Yesterday I made a beautiful dinner for the boys and later one for T and myself. Yesterday T and I stayed up watching Bill Maher’s show from Friday and laughing ourselves silly and enjoying another glass of wine together.

This morning we were tired, and the boys were just awful. Awful and annoying, like those fruit flies and mosquitoes all wrapped into one mean swarm. My heart was sad during our drive, and I told them in no uncertain terms that should they consider acting like this in England, I would absolutely get a babysitter and leave them at home all the damn day long. I was not joking.

We talked about insincere apologies and how hurtful and damaging they can be. We talked about hoarding and why I didn't want Oliver to keep the half a lizard he found in Louisiana last month that was rotting in a jar and stinking so badly that I threw it out without asking him. He pleaded with me to take the old, broken pretzel out of the garbage can. And the expired coupons too. I do not understand. I did not expect these conversations.

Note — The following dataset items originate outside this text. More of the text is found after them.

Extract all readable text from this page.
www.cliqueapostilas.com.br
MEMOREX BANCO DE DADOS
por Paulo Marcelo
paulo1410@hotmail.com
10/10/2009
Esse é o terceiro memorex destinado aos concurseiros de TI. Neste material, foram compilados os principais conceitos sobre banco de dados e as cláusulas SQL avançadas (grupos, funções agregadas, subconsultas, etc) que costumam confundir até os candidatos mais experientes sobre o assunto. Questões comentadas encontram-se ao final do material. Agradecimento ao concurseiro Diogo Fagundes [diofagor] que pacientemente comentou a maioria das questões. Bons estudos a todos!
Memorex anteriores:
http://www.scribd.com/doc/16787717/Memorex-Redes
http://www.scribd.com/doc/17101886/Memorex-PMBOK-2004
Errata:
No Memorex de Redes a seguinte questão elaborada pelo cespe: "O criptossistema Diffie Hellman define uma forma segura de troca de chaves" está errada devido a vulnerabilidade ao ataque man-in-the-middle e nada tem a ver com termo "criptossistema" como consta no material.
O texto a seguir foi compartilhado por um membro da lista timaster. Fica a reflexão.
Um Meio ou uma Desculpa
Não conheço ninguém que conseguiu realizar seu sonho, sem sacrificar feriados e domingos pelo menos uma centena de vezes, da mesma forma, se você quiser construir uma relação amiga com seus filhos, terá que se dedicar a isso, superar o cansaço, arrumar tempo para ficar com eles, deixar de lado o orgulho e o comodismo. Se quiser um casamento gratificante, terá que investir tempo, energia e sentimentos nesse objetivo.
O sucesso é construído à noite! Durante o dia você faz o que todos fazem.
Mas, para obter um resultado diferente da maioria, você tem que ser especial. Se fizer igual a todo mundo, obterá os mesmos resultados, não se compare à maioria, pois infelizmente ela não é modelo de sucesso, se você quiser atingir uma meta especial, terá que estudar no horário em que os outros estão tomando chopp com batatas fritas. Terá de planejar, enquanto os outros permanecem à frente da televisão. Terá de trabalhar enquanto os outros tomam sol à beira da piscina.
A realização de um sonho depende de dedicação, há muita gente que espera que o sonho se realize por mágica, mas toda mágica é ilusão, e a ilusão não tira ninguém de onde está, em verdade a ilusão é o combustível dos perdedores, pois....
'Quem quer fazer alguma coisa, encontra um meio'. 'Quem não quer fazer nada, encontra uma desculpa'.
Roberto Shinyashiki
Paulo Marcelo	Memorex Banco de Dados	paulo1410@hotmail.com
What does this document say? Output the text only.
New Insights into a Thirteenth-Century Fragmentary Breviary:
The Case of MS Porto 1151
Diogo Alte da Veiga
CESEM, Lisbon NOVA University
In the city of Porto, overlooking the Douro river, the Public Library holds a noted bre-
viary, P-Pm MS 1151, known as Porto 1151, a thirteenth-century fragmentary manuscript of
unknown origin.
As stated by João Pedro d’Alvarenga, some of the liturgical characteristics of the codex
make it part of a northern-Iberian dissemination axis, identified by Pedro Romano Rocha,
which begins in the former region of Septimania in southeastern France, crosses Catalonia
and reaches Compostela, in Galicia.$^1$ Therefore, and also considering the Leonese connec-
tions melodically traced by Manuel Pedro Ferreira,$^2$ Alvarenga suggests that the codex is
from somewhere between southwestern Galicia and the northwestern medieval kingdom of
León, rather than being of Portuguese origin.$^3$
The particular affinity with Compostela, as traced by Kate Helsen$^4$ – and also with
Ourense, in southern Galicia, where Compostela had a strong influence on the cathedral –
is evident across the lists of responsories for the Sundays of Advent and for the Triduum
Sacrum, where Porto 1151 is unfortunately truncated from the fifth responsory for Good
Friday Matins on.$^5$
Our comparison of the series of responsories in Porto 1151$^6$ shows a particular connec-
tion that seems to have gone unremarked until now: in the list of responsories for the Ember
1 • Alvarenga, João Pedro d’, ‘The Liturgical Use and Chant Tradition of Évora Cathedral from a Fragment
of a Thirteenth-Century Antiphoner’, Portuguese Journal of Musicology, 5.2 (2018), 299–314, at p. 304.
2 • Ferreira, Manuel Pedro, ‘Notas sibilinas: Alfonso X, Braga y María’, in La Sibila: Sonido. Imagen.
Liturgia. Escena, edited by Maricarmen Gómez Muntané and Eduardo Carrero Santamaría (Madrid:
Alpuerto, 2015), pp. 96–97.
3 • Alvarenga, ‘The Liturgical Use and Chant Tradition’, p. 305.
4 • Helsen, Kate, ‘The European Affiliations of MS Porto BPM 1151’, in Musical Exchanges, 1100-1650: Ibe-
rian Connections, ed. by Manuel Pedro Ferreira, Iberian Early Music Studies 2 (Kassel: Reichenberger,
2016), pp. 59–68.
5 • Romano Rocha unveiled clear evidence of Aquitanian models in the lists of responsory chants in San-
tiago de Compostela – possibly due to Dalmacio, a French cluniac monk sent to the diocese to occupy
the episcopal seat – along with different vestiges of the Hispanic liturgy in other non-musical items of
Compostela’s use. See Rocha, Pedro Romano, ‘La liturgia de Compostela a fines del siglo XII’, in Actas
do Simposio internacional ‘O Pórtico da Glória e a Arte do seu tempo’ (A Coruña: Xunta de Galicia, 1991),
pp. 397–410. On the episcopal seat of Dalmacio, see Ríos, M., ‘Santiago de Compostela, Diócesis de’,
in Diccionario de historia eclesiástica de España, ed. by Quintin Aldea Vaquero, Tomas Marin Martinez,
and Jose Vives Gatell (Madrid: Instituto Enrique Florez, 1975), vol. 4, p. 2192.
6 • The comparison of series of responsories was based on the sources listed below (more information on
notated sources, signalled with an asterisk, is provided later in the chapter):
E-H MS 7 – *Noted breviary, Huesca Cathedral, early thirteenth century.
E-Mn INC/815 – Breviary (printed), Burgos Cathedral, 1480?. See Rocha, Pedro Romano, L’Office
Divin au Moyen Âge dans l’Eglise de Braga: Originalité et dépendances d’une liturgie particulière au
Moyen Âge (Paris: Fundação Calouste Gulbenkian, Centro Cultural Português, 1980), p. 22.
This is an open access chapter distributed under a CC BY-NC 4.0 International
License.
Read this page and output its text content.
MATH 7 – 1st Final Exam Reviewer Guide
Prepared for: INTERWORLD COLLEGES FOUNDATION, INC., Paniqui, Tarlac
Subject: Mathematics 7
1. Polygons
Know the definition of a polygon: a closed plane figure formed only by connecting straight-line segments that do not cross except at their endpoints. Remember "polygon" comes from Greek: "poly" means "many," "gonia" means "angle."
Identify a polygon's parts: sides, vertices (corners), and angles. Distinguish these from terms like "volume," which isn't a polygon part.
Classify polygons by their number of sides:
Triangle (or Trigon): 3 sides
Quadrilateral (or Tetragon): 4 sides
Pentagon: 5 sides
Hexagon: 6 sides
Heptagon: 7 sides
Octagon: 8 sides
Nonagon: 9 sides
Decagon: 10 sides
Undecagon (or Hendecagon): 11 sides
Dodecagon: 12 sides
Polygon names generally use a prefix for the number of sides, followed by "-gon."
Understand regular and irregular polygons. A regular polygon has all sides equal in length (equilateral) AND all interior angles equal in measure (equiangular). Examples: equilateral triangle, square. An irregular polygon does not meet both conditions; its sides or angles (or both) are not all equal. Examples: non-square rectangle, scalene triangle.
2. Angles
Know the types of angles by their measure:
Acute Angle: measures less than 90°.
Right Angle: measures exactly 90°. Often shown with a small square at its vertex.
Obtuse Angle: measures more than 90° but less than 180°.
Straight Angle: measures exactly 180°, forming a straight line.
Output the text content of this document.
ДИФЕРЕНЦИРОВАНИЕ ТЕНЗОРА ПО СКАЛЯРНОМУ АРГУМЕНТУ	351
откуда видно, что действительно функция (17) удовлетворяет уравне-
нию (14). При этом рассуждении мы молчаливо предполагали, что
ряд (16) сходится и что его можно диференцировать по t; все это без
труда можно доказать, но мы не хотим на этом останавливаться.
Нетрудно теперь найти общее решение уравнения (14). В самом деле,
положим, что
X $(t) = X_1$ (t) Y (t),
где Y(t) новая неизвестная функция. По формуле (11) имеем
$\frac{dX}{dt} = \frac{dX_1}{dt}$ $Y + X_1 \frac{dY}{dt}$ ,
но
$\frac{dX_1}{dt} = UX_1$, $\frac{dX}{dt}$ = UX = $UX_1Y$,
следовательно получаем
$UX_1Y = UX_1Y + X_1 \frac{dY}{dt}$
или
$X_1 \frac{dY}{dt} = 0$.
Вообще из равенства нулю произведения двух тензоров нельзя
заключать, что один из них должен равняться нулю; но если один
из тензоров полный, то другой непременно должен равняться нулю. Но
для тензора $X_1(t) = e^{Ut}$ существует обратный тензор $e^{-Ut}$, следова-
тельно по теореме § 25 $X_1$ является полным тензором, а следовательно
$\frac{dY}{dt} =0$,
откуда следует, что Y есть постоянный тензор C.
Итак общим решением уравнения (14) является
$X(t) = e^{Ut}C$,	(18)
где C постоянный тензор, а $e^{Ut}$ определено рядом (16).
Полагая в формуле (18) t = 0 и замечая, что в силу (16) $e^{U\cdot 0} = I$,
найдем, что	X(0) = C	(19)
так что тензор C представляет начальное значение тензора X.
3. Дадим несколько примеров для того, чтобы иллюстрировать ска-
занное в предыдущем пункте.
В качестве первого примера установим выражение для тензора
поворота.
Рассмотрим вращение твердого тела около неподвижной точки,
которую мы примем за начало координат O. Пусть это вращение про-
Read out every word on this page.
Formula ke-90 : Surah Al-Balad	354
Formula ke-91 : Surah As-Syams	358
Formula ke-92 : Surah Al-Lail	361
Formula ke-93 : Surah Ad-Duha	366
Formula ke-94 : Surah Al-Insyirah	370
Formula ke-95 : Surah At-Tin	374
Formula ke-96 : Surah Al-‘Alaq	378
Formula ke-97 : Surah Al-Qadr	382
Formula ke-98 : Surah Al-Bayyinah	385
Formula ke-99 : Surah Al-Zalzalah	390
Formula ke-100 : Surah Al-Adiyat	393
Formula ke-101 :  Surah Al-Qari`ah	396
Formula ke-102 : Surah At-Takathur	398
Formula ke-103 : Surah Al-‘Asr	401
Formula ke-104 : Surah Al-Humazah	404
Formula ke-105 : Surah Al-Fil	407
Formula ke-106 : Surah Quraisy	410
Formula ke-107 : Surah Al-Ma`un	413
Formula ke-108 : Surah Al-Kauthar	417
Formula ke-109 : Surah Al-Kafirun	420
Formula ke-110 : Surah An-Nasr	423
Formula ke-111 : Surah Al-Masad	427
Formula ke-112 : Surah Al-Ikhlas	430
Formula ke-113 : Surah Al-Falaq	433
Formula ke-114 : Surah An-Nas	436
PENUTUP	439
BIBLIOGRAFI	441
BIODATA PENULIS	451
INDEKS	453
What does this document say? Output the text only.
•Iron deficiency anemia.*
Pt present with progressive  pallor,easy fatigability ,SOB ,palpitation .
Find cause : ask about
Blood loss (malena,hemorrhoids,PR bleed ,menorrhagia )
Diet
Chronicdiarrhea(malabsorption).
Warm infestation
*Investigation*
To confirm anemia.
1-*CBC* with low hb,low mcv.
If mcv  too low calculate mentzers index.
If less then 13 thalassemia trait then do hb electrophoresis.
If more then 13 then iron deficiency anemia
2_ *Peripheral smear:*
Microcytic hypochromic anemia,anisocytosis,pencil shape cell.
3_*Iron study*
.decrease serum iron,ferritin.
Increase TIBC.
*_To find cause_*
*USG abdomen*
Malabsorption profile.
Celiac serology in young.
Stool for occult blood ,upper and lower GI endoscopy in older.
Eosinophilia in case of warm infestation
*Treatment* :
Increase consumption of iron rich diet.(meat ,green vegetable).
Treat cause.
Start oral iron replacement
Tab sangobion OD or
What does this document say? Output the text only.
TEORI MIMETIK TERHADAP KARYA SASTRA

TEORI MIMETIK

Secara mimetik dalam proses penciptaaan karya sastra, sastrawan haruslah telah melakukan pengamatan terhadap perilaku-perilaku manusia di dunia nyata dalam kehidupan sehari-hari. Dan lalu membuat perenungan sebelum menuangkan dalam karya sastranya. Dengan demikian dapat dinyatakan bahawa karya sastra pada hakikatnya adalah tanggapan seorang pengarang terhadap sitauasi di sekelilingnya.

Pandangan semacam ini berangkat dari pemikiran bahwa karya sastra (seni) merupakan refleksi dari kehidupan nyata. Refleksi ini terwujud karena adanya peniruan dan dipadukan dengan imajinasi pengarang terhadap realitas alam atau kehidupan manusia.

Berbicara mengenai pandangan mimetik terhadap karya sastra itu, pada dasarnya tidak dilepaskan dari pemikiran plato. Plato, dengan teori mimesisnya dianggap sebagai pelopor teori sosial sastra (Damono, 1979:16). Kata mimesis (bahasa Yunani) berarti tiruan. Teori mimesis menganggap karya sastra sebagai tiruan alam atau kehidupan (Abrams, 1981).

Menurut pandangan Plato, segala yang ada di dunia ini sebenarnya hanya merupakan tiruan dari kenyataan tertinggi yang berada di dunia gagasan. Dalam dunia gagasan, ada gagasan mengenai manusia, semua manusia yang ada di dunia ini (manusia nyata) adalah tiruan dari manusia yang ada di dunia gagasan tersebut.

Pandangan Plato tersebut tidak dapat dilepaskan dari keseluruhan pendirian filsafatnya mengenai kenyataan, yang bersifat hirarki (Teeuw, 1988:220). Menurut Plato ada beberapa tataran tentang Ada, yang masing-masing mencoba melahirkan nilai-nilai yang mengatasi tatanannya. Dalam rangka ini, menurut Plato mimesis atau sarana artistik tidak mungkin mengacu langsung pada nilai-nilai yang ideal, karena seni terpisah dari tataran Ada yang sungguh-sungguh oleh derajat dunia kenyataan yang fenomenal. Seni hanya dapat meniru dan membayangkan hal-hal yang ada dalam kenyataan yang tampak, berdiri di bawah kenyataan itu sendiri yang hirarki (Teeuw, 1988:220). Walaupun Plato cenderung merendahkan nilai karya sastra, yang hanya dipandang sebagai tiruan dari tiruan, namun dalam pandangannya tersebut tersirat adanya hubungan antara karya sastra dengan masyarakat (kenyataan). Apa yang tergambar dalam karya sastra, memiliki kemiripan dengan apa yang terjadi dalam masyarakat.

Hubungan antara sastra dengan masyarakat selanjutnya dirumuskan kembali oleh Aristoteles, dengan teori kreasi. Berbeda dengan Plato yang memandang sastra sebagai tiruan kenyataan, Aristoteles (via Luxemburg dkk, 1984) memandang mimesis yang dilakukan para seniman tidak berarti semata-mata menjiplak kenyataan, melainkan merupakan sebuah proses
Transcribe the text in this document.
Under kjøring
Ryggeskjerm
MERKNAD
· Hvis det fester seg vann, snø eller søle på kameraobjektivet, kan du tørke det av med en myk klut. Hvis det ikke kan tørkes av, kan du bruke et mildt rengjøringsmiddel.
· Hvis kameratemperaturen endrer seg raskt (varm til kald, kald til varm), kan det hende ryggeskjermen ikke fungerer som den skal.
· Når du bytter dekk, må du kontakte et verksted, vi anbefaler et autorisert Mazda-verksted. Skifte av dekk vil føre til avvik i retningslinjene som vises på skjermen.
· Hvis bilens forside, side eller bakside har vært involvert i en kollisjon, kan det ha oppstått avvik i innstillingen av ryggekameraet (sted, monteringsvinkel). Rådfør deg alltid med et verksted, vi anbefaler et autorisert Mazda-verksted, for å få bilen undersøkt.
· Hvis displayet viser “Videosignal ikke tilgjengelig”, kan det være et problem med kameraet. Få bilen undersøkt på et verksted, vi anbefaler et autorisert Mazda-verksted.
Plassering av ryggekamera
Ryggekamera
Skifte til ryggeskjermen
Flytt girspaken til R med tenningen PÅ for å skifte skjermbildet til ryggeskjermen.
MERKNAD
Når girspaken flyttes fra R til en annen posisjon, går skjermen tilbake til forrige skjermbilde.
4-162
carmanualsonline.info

When I try so hard and my kids hurt my heart, I feel blindsided. Every single time. That’s the thing about kids growing up. They can start to disappoint you in a way babies can’t. They can start to choose to upset you. And really, in that volition and decision-making is celebration of their burgeoning independence but also challenge like you’ve never seen before.

It’s a gnatty vortex. Sometimes you want to give it space and appreciation, but at other times, you just want to swat the shit out of it. You want it to be a round nail in a round hole that you can push flat and quiet and seamless against the wall.